Image credit: Facebook/Parliament of the Republic of South Africa

Democratic Alliance (DA) leader Mmusi Maimane has lambasted the Institute of Race Relations (IRR) for meddling in DA’s affairs.

In an interview with Power FM on Thursday, Maimane took issue with the recent call by IRR analyst Hermann Pretorius for him to resign as DA leader.

He said the call was like “some sort of domestic worker relationship where they can tell me when to come and when to go. It’s an attitude in South Africa we must all stand up against.”

‘Right-wing movement’

Maimane also suggested the IRR is a right-wing movement, saying, “I don’t subscribe to right-wing movements.”

He said while IRR has a right to offer ideas as a think thank, its recently launched #SaveTheOpposition campaign was “patronising.”

“If the IRR must involve itself in internal party policy, it’s an overstepping of its job. It’s supposed to provide ideas and ideals,” he said.

When asked about his working relationship with ex-DA leader Helen Zille, Maimane admitted that they had “disagreed fundamentally” on certain issues, especially her tweets on colonialism.

However, he insisted that he continues to accord her the “professional courtesy she deserves” and that she has a right to run for the Federal Council chairperson position.

Zille appeared to direct a subtle jibe at Maimane’s leadership in a recent interview. She said, “The DA is becoming less and less united, and we were once a reasonably strongly united organisation… that appears to have dissipated; it appears to no longer be the case.”

Zille’s links with IRR

Maimane refused to be drawn to Zille’s perceived links with IRR, saying he’s “not qualified to comment” on that.

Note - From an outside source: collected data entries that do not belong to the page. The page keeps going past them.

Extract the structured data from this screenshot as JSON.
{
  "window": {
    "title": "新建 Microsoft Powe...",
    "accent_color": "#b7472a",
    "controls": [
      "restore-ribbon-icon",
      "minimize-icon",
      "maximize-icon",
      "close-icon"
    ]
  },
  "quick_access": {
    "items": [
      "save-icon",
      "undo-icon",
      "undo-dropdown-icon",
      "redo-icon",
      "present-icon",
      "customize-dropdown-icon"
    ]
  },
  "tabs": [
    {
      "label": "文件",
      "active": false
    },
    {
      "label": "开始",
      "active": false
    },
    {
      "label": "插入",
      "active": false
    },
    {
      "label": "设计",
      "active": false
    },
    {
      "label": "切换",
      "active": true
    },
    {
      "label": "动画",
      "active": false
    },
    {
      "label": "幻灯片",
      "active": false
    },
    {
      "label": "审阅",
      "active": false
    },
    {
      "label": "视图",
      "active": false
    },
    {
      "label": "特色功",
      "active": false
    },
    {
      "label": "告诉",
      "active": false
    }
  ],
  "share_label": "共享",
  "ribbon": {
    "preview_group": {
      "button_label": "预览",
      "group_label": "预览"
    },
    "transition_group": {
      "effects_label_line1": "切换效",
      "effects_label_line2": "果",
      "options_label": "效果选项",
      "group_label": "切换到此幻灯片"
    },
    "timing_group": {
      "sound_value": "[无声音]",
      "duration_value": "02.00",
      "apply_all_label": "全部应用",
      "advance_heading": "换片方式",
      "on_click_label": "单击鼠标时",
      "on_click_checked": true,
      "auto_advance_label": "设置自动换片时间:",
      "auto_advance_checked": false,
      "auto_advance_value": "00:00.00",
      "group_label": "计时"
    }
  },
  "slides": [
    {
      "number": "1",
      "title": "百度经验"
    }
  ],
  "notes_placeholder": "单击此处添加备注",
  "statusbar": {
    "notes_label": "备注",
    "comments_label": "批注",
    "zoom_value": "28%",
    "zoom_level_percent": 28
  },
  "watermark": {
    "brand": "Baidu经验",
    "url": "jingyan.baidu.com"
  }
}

Zille joined IRR as a senior policy fellow soon after retiring as Western Cape Premier in May. However, she suspended this fellowship upon announcing her candidature for Federal Council chairperson recently.

She defended Hermann Pretorius’ right to write the article that called on Maimane to resign and for current Western Cape Premier Alan Winde to succeed him.

Several DA leaders, including Herman Mashaba, Phumzile van Damme and John Steenhuisen, strongly criticised the article and IRR.